Home Cleaning Products
Most of the commercial cleaning products that we use on a daily basis contain dangerous chemicals that might not even be listed on the label. A manufacturer can omit any ingredient that is considered a “secret formula” from the label, even if it is a toxic carcinogen.
The Environmental Working Group urges complete avoidance of unnecessary cleaners, like oven and drain cleaners, which are at the top of the list when it comes to being highly toxic. The three most dangerous cleaning products that are most commonly used at home are oven cleaners, toilet bowl cleaners, and acid-based cleaners. If you take even a quick glance at the labels, many of these products are labeled with adjectives like “danger” or “corrosive.” Many of these scents, detergents, bleaches, and ingredients can result in immediate health hazards such as skin or respiratory problems, irritated eyes, asthma, and burns.
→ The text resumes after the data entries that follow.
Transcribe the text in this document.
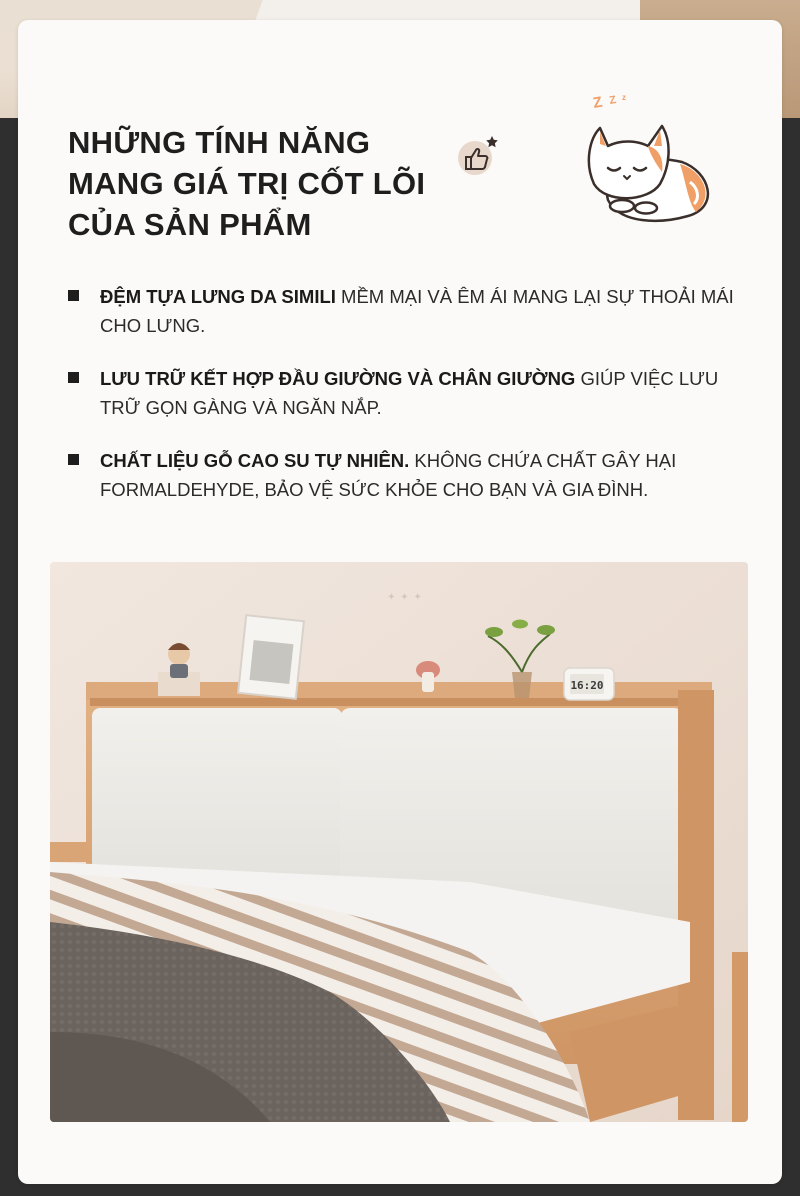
NHỮNG TÍNH NĂNG
MANG GIÁ TRỊ CỐT LÕI
CỦA SẢN PHẨM
Z Z z
ĐỆM TỰA LƯNG DA SIMILI MỀM MẠI VÀ ÊM ÁI MANG LẠI SỰ THOẢI MÁI CHO LƯNG.
LƯU TRỮ KẾT HỢP ĐẦU GIƯỜNG VÀ CHÂN GIƯỜNG GIÚP VIỆC LƯU TRỮ GỌN GÀNG VÀ NGĂN NẮP.
CHẤT LIỆU GỖ CAO SU TỰ NHIÊN. KHÔNG CHỨA CHẤT GÂY HẠI FORMALDEHYDE, BẢO VỆ SỨC KHỎE CHO BẠN VÀ GIA ĐÌNH.
16:20
✦ ✦ ✦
Ingredients like chlorine bleach are often found in dishwasher detergents, bathroom cleaners, and stain removers, while ammonia is found in glass cleaners, metal cleaners, and dishwashing liquids. These are two of the most toxic chemicals that are commonly found in most American homes.
You can reduce your chemical exposure by simply eliminating or reducing your use of these products and making your own natural cleaning products. Some of the most effective cleaners can be made from items that you likely already have in your cabinets, like vinegar, baking soda, and lemon juice!
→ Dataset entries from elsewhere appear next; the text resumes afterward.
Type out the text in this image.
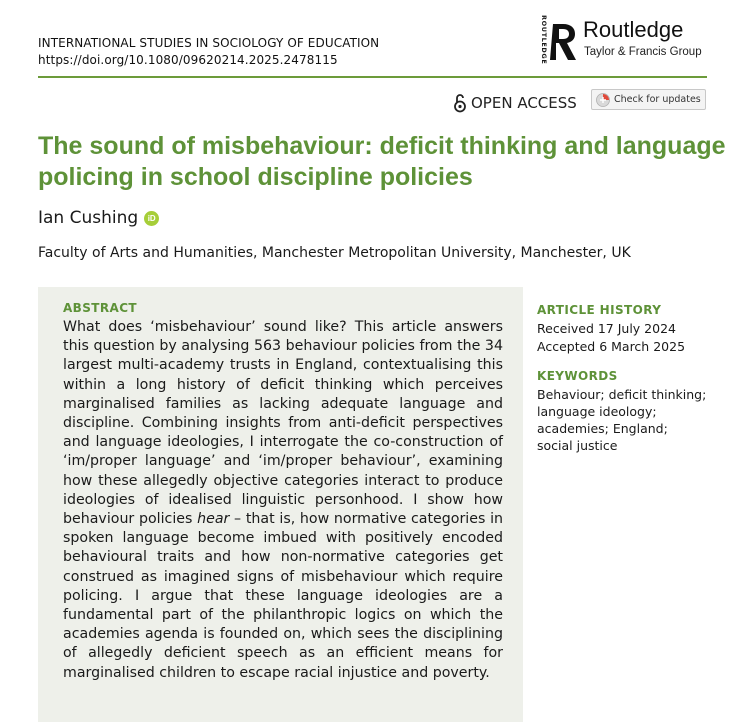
INTERNATIONAL STUDIES IN SOCIOLOGY OF EDUCATION
https://doi.org/10.1080/09620214.2025.2478115	ROUTLEDGE Routledge
Taylor & Francis Group
OPEN ACCESS	Check for updates
The sound of misbehaviour: deficit thinking and language policing in school discipline policies
Ian Cushing	iD
Faculty of Arts and Humanities, Manchester Metropolitan University, Manchester, UK
ABSTRACT

What does ‘misbehaviour’ sound like? This article answers this question by analysing 563 behaviour policies from the 34 largest multi-academy trusts in England, contextualising this within a long history of deficit thinking which perceives marginalised families as lacking adequate language and discipline. Combining insights from anti-deficit perspectives and language ideologies, I interrogate the co-construction of ‘im/proper language’ and ‘im/proper behaviour’, examining how these allegedly objective categories interact to produce ideologies of idealised linguistic personhood. I show how behaviour policies hear – that is, how normative categories in spoken language become imbued with positively encoded behavioural traits and how non-normative categories get construed as imagined signs of misbehaviour which require policing. I argue that these language ideologies are a fundamental part of the philanthropic logics on which the academies agenda is founded on, which sees the disciplining of allegedly deficient speech as an efficient means for marginalised children to escape racial injustice and poverty.

ARTICLE HISTORY
Received 17 July 2024
Accepted 6 March 2025
KEYWORDS
Behaviour; deficit thinking; language ideology; academies; England; social justice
Make Your Own Home Cleaning Products
These ingredients are inexpensive and free from toxins that can cause irritation or harm to skin. As a bonus, they’re safer for children and pets.
- Oven Cleaner: Sprinkle 1 cup of baking soda over the bottom of the oven and cover with enough water to create a thick paste. Let the mixture set overnight and wipe away built-up grease the following day.
- Drain Cleaner: Pour ½ cup baking soda down your drain, followed by 1 cup of white vinegar. Allow this to sit in the drain for 10-15 minutes. Flush with boiling water for a sparkling and clog-free drain!
- Laundry Detergent: Combine 1 cup washing or baking soda with 1 cup of Dr. Bronner’s Castile soap and ½ cup of white vinegar. Add in 10 drops of your favorite essential oil for a clean and calming scent. Store the mixture in a glass container and use 1-2 tablespoon per load of clothes, less if you have a high efficiency washer.
- Fabric softener: Skip the chemicals and scents and simply add ½ cup of white vinegar to your fabric softener dispenser. Add a few drops of essential oil if you want your clothes to have a bit of natural scent.
- All Purpose Cleaner: Combine 16 oz of hydrogen peroxide with 5 drops of lemon essential oil and 5 drops lavender essential oil in an opaque spray bottle and shake together. Use for cleaning any household surface that is not wood.